From Jesus onward, the dynamic is crystal clear in Christian proclamation. “The tree is known by its fruit,” Jesus said–not by its seed (Mt. 12.33). If you had tried to persuade the prodigal son to return home the day he left home, would he have listened? If you had spoken to him the day he hit the pigsty, would you have needed to persuade him? Always “see where it leads to,” St. Augustine advised when dealing with false ideas. Follow it out to the “absolutely ruddy end,” C. S. Lewis remarked with characteristic Englishness. “Push them to the logic of their presuppositions,” Francis Schaeffer used to say. Too many varieties of unbelief are halfway houses. Too many unbelievers have not had the courage or the consistency to follow their thoughts all the way home –Fool’s Talk, p.118 (emphasis added)

Modern-day Power Encounters

I remember reading in my Perspectives Class on world mission a phenomenon called “power encounters” whereby a missionary would directly confront the idols of the day in some bombastic way to show the futility of such idols. For example, tearing down a totem pole or cutting down a tree (if these were the items of worship) in an area. While the confrontationalist in me loves the idea, I wonder how much was missed in these opportunities to really get to the heart of idolatry–namely, through teaching that idols are nothing (1Cor 8.4). Yet for those who worship an idol, it is very much a real thing.

I am currently reading Roland Allen’s formative text on mission, Missionary Methods: St. Paul’s or Ours, and have been immensely helped (in tandem with Lesslie Newbigin’s The Open Secret). Regarding the moral and social condition in which Paul preached, Allen makes this side comment:

Incidentally I should like to remark that in heathen lands it might still perhaps be the wiser course to preach constantly the supremacy of Christ over all things spiritual and material, than to deny or deride the very notion of these spirits. Some of our missionaries know, and it were well for others if they did know, that it is much easier to make a man hide from us his belief in devils than it is to eradicate the belief from his heart. By denying their existence or by scoffing at those who believe in them we do not help our converts to overcome them, but only to conceal their fears from us. By preaching the supremacy of Christ we give them a real antidote, we take them a real Saviour who helps them in their dark hours” (pp.28-29)

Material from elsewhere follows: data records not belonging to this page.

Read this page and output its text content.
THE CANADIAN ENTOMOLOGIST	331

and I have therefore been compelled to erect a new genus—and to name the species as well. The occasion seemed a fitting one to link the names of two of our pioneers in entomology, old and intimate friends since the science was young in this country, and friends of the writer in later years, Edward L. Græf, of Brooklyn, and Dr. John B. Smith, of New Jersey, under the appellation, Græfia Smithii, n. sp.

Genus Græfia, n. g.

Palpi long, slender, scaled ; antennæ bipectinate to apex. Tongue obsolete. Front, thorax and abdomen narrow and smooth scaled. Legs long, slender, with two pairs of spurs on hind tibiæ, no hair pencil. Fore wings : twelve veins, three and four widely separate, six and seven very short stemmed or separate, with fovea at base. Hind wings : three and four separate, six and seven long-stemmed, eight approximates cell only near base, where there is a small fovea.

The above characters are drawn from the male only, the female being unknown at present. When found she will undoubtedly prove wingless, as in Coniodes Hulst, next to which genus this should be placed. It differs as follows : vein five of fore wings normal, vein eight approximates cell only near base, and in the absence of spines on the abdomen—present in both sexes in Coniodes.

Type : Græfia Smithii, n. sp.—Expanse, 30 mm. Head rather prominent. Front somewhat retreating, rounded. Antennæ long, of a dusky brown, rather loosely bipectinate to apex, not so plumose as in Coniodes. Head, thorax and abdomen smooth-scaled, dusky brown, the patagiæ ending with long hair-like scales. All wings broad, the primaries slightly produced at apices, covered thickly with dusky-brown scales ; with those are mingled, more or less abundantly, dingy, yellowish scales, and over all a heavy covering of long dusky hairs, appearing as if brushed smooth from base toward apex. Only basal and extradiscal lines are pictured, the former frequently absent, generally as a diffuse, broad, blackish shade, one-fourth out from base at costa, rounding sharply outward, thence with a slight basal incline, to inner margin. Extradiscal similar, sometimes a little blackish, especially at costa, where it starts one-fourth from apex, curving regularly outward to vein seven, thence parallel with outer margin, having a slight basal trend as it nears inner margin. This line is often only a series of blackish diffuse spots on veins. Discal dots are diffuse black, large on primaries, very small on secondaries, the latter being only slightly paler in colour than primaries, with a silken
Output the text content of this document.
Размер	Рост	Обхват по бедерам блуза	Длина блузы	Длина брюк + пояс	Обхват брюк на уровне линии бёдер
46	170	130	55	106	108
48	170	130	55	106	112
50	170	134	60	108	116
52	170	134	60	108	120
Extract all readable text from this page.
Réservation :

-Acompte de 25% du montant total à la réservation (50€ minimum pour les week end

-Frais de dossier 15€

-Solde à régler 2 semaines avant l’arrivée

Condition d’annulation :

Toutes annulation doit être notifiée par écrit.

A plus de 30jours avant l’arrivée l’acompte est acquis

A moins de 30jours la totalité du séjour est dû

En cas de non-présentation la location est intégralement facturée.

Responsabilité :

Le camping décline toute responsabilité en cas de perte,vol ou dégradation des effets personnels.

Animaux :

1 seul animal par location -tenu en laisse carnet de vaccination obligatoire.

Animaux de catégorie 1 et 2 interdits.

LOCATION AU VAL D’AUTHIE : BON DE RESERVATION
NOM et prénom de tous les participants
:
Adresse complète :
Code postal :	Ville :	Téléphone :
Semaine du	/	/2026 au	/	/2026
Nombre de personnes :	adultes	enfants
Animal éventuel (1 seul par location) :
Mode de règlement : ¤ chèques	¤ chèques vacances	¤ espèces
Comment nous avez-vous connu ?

Allen brings balance. Too often preachers can assume they are preaching the supremacy of Christ, but they never pinpoint what exactly he is supreme over. Put another way, we preachers can preach rather generically. “Jesus is Lord over all!” We declare full throttle. Yet those listening have not been helped.

What is he supreme over?

He is supreme over your doubts of salvation. Your incessant anger. Your slavery to lust and pornography. Your boring and romantic-less marriage. Your bad parenting. Your disobedient children. Your greed. Your self-doubt. Your self-aggrandizement. Your obedient children. Your good parenting. Your healthy marriage. Your pure eyes. Your self-control.

He owns you. Therefore, the world doesn’t revolve around you anymore. Instead, he sets you free to think of others. Even more, he empowers you by his Spirit to think of other more highly than yourself. Your fears that you will be passed over for the job promotion. Your self-righteousness toward your unbelieving neighbor is set under his lordship in such a way that you no longer possess the answers, but are possessed by One who does. You cannot gloat that you understand the world en esse. Rather, you are saddened by the way the world actually is.

So, Christian, we need a modern-day power encounter. Not where we smash totems. But by understanding the world around us and helping others see our need for a Savior. We limp forward together. We bind up wounds together. We use the splint our arm is wrapped in to bind our neighbors’ arms. Thereby we see that instead of hiding the idol in shame, our neighbor is free to admit the idol and know that he will not be condemned but helped.